Any advice on second year housing contract?

(6 Posts)
dauntlesscrusader Sun 30-Jul-17 17:53:09

I know I've seen variations on this question before, but does anyone have any advice on how to deal with the horrors of the private housing contract? DD will be sharing a house with 3 others. The contract says that if any one pulls out or fails to pay the rent, the others are responsible for covering.

I don't mind guaranteeing my own child's payment, but I don't want to be on the hook for anyone else's offspring. Is there any way of insisting on a different contract? Do they even exist? If four contracts are being issued -- as I believe they are -- shouldn't each individual be responsible for either paying their own rent or finding a replacement?


We haven't yet finalised the guarantors' contract, but DD does need someplace to live.

For the housemates, we know that one is totally reliable; the second also seems to be; the third decided last month not to return so they have filled the spot with someone none of them know.

All thoughts very welcome.

OP’s posts: |
LIZS Sun 30-Jul-17 17:57:53

Each will be jointly and severally liable, pretty standard terms for sharers. It just means they need to find a substitute or pay up.

Allthebestnamesareused Sun 30-Jul-17 18:05:17

Depending on which area the house is in definitely go for one that doesn't need a parental guarantee.

Once I pointed out that each parent would be in for (worst case scenario) £27,000 and therefore I would not sign up another parent declined too. The students all then sourced another house that did not require a guarantee.

Yes my DS would have remained jointly and severally liable but at least we didn't too!

Kez100 Tue 01-Aug-17 19:23:20

Our DD signed for her room only and that was common in her university town (thank goodness!)

Over the two years, two of the four did get behind with their rent, finally sorting it at the end of tenancy but I reckon they could gave easily fallen out over it and we could have been hassled for payment as we would have been an easier touch than the girls themselves.

I'd avoid signing a contract like that at all costs but I guess some uni towns require it.

dauntlesscrusader Thu 03-Aug-17 22:19:39

Thanks LIZS, Allthebest and Kez.
It seems that this contract is pretty standard for where she is, sadly.
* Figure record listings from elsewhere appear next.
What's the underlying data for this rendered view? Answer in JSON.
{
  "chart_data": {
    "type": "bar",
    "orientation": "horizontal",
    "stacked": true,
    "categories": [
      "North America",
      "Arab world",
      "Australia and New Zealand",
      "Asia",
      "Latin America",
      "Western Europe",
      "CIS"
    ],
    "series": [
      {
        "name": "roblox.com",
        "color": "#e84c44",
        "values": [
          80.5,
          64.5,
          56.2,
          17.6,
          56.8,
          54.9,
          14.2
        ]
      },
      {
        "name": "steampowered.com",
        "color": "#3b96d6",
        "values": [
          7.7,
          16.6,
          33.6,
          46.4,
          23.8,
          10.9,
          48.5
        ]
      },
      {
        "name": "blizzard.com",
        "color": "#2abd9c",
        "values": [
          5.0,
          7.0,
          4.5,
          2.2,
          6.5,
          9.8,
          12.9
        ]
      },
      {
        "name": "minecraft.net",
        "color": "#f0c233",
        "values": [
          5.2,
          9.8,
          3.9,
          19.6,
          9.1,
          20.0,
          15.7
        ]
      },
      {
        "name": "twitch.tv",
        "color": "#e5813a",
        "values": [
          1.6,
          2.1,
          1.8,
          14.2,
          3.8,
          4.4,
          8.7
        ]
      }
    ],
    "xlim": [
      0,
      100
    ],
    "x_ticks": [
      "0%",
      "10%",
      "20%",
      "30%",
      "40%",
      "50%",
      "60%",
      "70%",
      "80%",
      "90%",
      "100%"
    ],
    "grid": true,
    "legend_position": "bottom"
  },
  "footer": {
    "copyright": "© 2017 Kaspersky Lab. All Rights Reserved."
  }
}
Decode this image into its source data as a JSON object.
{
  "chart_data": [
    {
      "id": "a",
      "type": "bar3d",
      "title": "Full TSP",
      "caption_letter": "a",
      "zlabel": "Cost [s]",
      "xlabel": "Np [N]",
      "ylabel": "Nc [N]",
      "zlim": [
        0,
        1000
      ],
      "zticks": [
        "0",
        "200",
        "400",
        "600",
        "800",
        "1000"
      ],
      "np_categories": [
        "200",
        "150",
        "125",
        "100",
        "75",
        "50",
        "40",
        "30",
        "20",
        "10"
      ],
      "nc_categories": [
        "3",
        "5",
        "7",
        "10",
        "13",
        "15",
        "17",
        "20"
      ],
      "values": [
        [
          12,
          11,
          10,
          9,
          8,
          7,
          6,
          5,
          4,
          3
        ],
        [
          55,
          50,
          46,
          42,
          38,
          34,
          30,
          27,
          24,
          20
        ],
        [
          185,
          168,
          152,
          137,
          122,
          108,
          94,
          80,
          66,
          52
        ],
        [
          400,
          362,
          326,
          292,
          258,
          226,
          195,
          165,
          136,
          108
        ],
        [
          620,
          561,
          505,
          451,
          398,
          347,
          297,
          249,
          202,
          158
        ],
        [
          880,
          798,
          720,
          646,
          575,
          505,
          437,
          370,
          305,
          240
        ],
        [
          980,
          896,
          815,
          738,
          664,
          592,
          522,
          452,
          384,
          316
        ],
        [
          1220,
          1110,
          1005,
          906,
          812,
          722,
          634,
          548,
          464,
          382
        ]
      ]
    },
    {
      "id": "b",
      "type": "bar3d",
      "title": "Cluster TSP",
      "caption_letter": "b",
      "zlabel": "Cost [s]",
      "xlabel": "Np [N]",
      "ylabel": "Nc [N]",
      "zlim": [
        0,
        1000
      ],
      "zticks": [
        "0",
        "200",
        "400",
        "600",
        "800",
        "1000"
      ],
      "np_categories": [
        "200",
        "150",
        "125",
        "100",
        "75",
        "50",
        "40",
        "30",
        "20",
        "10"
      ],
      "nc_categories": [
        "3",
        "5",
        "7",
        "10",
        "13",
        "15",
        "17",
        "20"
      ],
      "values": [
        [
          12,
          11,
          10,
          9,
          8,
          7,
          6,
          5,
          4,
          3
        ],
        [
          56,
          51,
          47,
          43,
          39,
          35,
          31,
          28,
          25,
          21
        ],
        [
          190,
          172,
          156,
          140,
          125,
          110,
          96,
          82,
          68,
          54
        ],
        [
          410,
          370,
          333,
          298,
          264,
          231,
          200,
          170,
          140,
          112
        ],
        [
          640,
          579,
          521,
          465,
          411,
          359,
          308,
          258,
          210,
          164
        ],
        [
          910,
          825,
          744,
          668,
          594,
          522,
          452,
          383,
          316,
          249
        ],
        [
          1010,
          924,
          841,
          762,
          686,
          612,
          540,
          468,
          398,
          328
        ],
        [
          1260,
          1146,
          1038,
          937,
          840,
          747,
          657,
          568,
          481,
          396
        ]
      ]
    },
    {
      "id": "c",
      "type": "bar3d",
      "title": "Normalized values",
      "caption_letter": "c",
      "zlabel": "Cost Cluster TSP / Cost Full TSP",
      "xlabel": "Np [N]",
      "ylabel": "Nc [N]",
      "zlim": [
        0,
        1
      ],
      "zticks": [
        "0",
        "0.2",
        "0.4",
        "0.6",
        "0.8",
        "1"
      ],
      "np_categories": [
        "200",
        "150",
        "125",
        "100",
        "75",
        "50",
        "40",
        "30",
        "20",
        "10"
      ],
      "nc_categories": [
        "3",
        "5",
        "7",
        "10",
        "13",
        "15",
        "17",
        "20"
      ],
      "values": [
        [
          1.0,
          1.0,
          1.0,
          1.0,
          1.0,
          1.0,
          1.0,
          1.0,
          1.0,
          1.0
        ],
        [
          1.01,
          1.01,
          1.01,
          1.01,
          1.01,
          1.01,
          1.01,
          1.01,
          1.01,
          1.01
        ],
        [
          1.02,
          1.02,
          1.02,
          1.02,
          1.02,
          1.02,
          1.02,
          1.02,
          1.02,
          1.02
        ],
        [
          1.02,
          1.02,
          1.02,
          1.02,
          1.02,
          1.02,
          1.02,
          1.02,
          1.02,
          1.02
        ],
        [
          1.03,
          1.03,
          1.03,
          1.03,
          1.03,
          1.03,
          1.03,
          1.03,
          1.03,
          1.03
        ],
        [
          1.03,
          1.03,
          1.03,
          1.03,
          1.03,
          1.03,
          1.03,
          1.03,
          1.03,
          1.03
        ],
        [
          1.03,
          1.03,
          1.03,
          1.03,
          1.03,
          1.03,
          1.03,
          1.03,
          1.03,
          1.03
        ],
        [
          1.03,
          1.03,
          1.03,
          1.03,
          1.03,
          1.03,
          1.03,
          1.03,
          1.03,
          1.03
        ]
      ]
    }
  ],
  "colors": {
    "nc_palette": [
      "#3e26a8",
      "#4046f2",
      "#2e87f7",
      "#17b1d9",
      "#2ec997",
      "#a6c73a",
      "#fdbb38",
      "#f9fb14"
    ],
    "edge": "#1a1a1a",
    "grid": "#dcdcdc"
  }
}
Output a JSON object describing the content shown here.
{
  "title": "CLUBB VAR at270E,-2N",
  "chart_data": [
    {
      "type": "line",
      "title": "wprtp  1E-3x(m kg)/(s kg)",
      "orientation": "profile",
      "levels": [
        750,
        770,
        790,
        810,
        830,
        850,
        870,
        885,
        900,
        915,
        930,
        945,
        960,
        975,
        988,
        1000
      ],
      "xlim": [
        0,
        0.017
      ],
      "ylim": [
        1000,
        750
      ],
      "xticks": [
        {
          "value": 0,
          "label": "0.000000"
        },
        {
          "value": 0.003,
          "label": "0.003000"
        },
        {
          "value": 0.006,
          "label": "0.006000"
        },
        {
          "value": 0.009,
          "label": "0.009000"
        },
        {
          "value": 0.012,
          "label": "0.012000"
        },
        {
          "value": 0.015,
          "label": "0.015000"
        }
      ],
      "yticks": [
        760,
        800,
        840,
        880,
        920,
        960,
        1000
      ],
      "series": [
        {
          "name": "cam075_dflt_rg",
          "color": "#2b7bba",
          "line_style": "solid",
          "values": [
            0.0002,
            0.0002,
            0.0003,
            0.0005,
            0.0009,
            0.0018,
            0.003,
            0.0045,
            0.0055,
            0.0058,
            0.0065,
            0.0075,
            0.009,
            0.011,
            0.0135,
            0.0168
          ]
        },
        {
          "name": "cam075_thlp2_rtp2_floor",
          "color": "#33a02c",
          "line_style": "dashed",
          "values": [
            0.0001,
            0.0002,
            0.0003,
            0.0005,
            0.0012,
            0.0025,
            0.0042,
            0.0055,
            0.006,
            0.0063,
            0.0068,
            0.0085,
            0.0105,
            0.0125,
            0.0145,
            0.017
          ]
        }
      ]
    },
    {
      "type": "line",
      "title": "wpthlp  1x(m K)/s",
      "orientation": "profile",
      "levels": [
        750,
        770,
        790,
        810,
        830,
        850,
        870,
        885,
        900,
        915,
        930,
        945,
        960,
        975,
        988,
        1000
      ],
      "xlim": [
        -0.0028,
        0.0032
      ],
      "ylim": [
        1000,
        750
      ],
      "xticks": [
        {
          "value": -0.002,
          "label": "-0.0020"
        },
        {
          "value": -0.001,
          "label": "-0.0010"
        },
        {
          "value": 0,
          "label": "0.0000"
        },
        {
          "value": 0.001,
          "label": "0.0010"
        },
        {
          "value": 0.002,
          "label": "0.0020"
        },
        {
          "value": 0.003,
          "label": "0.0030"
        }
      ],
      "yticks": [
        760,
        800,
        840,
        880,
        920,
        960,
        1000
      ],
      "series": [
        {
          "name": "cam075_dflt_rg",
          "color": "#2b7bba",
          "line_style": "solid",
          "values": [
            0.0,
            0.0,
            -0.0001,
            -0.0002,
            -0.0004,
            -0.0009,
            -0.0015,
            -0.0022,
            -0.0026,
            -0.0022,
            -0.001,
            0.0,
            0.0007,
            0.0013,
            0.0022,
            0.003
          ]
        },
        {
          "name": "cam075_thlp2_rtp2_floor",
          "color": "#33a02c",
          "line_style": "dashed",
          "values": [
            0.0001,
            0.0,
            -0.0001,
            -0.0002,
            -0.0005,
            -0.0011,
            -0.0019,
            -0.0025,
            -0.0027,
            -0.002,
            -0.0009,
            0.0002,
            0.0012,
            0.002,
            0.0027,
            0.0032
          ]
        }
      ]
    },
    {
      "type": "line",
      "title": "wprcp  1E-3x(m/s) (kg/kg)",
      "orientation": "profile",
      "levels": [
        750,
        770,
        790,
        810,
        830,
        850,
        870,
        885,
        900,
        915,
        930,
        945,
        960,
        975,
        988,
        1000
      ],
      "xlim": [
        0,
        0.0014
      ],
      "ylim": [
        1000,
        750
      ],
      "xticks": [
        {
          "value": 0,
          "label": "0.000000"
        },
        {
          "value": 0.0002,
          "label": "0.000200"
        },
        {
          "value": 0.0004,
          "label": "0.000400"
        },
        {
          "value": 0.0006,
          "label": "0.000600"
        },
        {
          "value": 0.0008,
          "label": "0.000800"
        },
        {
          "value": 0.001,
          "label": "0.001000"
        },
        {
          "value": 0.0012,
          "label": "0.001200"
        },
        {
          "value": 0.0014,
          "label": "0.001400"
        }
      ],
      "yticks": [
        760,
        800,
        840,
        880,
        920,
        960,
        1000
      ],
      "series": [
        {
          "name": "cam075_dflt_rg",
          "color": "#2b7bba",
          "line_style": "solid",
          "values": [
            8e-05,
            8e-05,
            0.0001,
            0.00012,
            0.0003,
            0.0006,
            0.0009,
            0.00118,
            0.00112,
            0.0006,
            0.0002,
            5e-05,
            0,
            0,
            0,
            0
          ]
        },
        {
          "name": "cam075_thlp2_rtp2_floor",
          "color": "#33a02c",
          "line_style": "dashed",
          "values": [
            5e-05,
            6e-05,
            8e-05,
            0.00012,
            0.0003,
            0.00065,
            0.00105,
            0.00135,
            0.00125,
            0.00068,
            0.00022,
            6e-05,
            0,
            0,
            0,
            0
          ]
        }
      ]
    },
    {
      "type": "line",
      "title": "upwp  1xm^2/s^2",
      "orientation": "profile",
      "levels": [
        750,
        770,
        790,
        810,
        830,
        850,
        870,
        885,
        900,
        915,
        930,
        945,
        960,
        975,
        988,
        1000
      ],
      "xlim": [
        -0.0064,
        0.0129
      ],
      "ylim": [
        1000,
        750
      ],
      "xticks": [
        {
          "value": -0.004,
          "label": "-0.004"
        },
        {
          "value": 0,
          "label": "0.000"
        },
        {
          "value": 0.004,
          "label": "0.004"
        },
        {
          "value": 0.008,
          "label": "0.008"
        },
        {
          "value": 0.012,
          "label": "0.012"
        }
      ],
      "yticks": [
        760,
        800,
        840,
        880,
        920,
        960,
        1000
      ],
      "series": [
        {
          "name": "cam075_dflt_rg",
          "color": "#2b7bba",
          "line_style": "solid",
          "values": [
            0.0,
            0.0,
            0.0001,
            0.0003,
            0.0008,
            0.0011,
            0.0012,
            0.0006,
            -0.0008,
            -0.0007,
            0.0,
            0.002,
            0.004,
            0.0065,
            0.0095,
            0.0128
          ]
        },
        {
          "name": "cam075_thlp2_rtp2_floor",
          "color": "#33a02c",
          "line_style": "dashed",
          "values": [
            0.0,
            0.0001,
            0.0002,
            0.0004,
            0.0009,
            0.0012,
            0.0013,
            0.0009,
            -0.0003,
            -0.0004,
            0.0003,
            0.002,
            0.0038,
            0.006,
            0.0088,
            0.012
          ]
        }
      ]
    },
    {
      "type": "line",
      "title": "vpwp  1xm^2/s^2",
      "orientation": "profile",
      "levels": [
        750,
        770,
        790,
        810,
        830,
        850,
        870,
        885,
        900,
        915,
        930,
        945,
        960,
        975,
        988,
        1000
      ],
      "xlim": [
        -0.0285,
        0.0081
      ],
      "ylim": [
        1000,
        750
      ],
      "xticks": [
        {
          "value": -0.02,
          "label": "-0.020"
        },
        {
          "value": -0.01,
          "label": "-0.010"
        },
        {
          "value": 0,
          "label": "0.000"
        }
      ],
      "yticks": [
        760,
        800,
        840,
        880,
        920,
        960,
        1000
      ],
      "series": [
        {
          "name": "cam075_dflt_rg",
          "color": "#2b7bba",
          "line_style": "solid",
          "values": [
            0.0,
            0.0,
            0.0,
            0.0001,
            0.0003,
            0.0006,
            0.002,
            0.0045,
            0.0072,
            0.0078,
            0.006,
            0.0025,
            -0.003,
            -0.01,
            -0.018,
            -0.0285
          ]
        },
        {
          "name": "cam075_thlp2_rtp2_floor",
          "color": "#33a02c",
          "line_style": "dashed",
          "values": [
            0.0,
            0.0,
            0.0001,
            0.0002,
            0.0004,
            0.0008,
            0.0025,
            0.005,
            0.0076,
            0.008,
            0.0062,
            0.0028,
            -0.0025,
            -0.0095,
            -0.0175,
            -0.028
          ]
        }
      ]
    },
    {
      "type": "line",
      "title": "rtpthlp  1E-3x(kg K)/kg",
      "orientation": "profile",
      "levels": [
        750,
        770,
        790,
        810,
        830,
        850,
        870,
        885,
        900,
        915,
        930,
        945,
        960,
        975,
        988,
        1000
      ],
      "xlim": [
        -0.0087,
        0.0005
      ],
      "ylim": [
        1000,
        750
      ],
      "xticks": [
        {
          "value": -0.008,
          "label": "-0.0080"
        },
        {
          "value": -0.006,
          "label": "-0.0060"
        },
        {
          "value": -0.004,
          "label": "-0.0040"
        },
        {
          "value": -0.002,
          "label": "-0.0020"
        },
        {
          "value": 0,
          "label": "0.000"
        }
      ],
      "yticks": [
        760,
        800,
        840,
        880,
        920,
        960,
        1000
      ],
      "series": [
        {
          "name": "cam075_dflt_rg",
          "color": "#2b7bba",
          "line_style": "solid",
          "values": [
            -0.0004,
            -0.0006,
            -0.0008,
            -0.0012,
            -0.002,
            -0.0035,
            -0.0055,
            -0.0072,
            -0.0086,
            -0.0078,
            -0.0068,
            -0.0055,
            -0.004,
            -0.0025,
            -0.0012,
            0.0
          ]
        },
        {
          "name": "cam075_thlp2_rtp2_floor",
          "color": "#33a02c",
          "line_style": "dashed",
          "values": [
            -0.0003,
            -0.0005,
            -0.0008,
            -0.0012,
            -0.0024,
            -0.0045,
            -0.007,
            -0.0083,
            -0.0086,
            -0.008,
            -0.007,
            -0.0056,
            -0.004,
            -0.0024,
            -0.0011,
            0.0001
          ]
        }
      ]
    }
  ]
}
It's a lovely house, and definitely not a market where the students have much bargaining power, so I'll just have to hope that she has chosen her housemates wisely!

OP’s posts: |
Needmoresleep Fri 04-Aug-17 10:12:56

An alternative, used a lot in London and with overseas students, is to pay six month tranches in advance.

I assume the problem is that a landlord cannot get insurance unless they have guarantors who will pass referencing.

Another tip might be to pick flat mates whose ambitions mean they will be keen to avoid a CCJ or a poor credit record. These are so easy to check and a poor record impacts on a lot of things so it is not worth any student defaulting on a rental contract.